DBES: A Systematic Benchmark and Metric Suite for Evaluating Expert Specialization in Large-Scale MoEs
Provides the first systematic methodology for evaluating expert specialization in MoE models, enabling efficient post-training optimization for practitioners.
DBES introduces a benchmark and five metrics to evaluate expert specialization in MoE models, revealing distinct specialization patterns across model families. Using these metrics to guide post-training, they achieved 66% to 94.48% improvement in specialized domains with only 15% of original training resources.

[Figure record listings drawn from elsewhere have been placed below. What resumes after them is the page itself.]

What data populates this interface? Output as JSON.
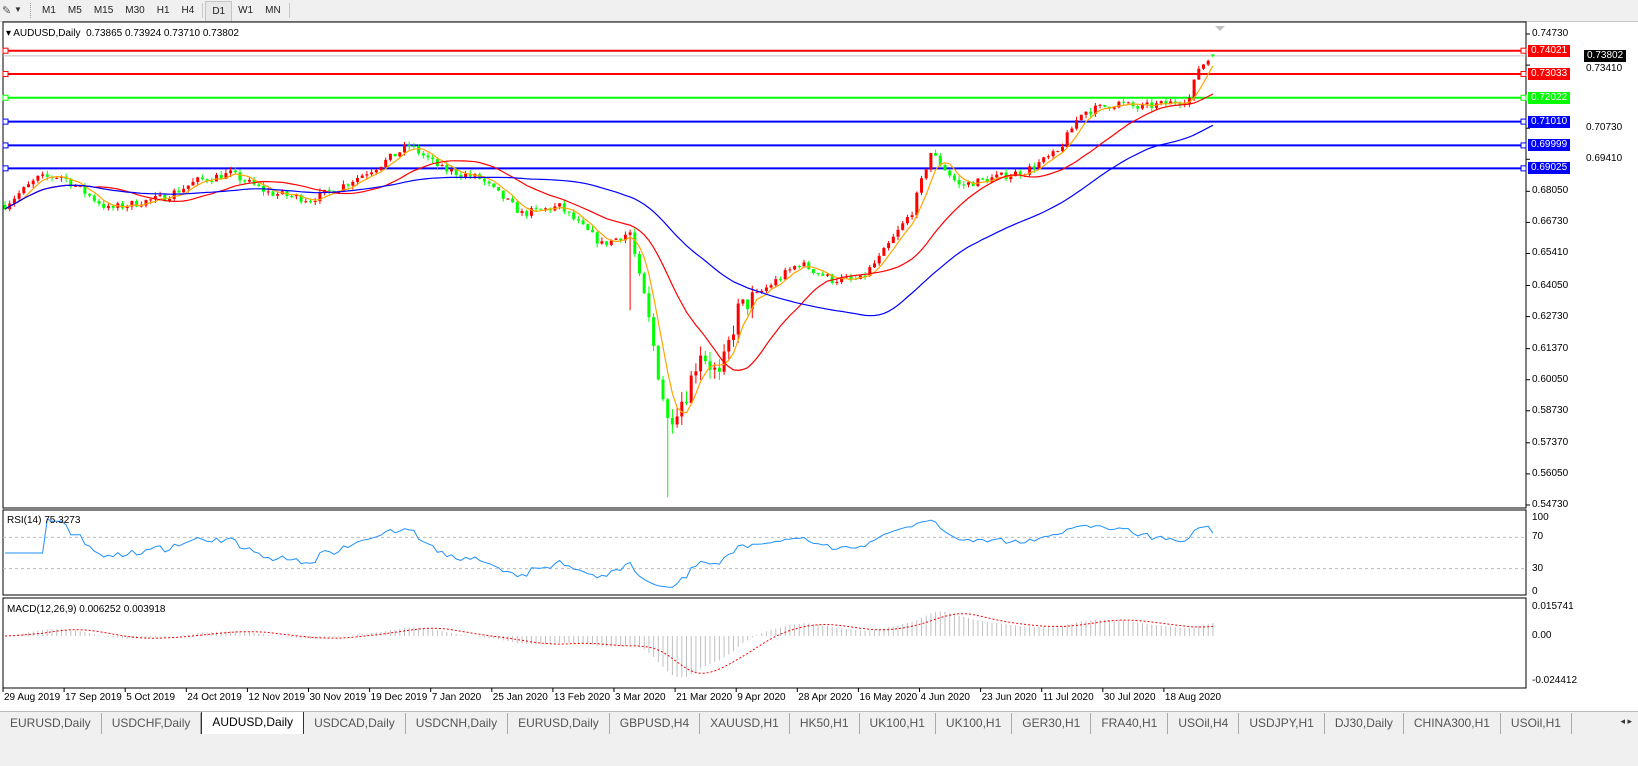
{
  "toolbar": {
    "tools_icon": "drawing-tools-icon",
    "periods": [
      "M1",
      "M5",
      "M15",
      "M30",
      "H1",
      "H4",
      "D1",
      "W1",
      "MN"
    ],
    "active_period": "D1"
  },
  "chart": {
    "symbol_header": "AUDUSD,Daily",
    "ohlc": "0.73865 0.73924 0.73710 0.73802",
    "current_price": "0.73802",
    "bull_color": "#ff0000",
    "bear_color": "#00ff00",
    "price_ticks": [
      "0.74730",
      "0.73410",
      "0.70730",
      "0.69410",
      "0.68050",
      "0.66730",
      "0.65410",
      "0.64050",
      "0.62730",
      "0.61370",
      "0.60050",
      "0.58730",
      "0.57370",
      "0.56050",
      "0.54730"
    ],
    "levels": [
      {
        "value": "0.74021",
        "color": "#ff0000"
      },
      {
        "value": "0.73033",
        "color": "#ff0000"
      },
      {
        "value": "0.72022",
        "color": "#00ff00"
      },
      {
        "value": "0.71010",
        "color": "#0000ff"
      },
      {
        "value": "0.69999",
        "color": "#0000ff"
      },
      {
        "value": "0.69025",
        "color": "#0000ff"
      }
    ],
    "moving_average_colors": [
      "#ffa500",
      "#ff0000",
      "#0000ff"
    ],
    "date_ticks": [
      "29 Aug 2019",
      "17 Sep 2019",
      "5 Oct 2019",
      "24 Oct 2019",
      "12 Nov 2019",
      "30 Nov 2019",
      "19 Dec 2019",
      "7 Jan 2020",
      "25 Jan 2020",
      "13 Feb 2020",
      "3 Mar 2020",
      "21 Mar 2020",
      "9 Apr 2020",
      "28 Apr 2020",
      "16 May 2020",
      "4 Jun 2020",
      "23 Jun 2020",
      "11 Jul 2020",
      "30 Jul 2020",
      "18 Aug 2020"
    ],
    "close_path": [
      [
        0,
        0.6747
      ],
      [
        7,
        0.686
      ],
      [
        12,
        0.687
      ],
      [
        22,
        0.673
      ],
      [
        34,
        0.678
      ],
      [
        41,
        0.685
      ],
      [
        48,
        0.688
      ],
      [
        56,
        0.68
      ],
      [
        65,
        0.677
      ],
      [
        71,
        0.682
      ],
      [
        80,
        0.692
      ],
      [
        86,
        0.7
      ],
      [
        93,
        0.69
      ],
      [
        101,
        0.686
      ],
      [
        110,
        0.671
      ],
      [
        118,
        0.674
      ],
      [
        127,
        0.658
      ],
      [
        133,
        0.663
      ],
      [
        137,
        0.625
      ],
      [
        141,
        0.583
      ],
      [
        145,
        0.595
      ],
      [
        148,
        0.613
      ],
      [
        152,
        0.601
      ],
      [
        156,
        0.63
      ],
      [
        161,
        0.638
      ],
      [
        169,
        0.65
      ],
      [
        176,
        0.643
      ],
      [
        182,
        0.643
      ],
      [
        186,
        0.652
      ],
      [
        193,
        0.672
      ],
      [
        197,
        0.697
      ],
      [
        203,
        0.683
      ],
      [
        210,
        0.686
      ],
      [
        217,
        0.689
      ],
      [
        224,
        0.697
      ],
      [
        229,
        0.714
      ],
      [
        237,
        0.718
      ],
      [
        241,
        0.716
      ],
      [
        248,
        0.718
      ],
      [
        252,
        0.72
      ],
      [
        254,
        0.733
      ],
      [
        257,
        0.738
      ]
    ]
  },
  "rsi": {
    "label": "RSI(14) 75.3273",
    "ticks": [
      "100",
      "70",
      "30",
      "0"
    ],
    "color": "#1e90ff"
  },
  "macd": {
    "label": "MACD(12,26,9) 0.006252 0.003918",
    "ticks": [
      "0.015741",
      "0.00",
      "-0.024412"
    ],
    "signal_color": "#ff0000",
    "histogram_color": "#c0c0c0"
  },
  "tabs": [
    "EURUSD,Daily",
    "USDCHF,Daily",
    "AUDUSD,Daily",
    "USDCAD,Daily",
    "USDCNH,Daily",
    "EURUSD,Daily",
    "GBPUSD,H4",
    "XAUUSD,H1",
    "HK50,H1",
    "UK100,H1",
    "UK100,H1",
    "GER30,H1",
    "FRA40,H1",
    "USOil,H4",
    "USDJPY,H1",
    "DJ30,Daily",
    "CHINA300,H1",
    "USOil,H1"
  ],
  "active_tab": "AUDUSD,Daily"
}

Expert specialization in Mixture-of-Experts (MoE) models remains poorly understood, with traditional evaluations conflating architectural load-balancing with functional specialization. We introduce DBES, a comprehensive diagnostic framework combining a multi-domain benchmark with five theoretically grounded metrics: Routing Specialization, Normalized Effective Rank, Domain Isolation, Routing Stiffness Score, and N-gram Expertise measures. Critical findings demonstrate distinct specialization paradigms across models: Qwen-series exhibit modular specialization with high domain isolation, while DeepSeek and GLM employ distributed collaboration. However, we emphasize that specialization is a diagnostic dimension, necessary but not sufficient for downstream performance. Most crucially, interventional evidence validates the actionability of these metrics: by using DBES to identify high-specialization expert paths during domain-specific post-training, we achieved 66% to 94.48% improvement in specialized domains with only 15% of original training resources, demonstrating that these diagnostic tools can be converted into concrete optimization operators. This work provides the first systematic methodology for evaluating expert specialization independently of accuracy metrics, offering crucial insights for the design and post-training optimization of next-generation MoE systems.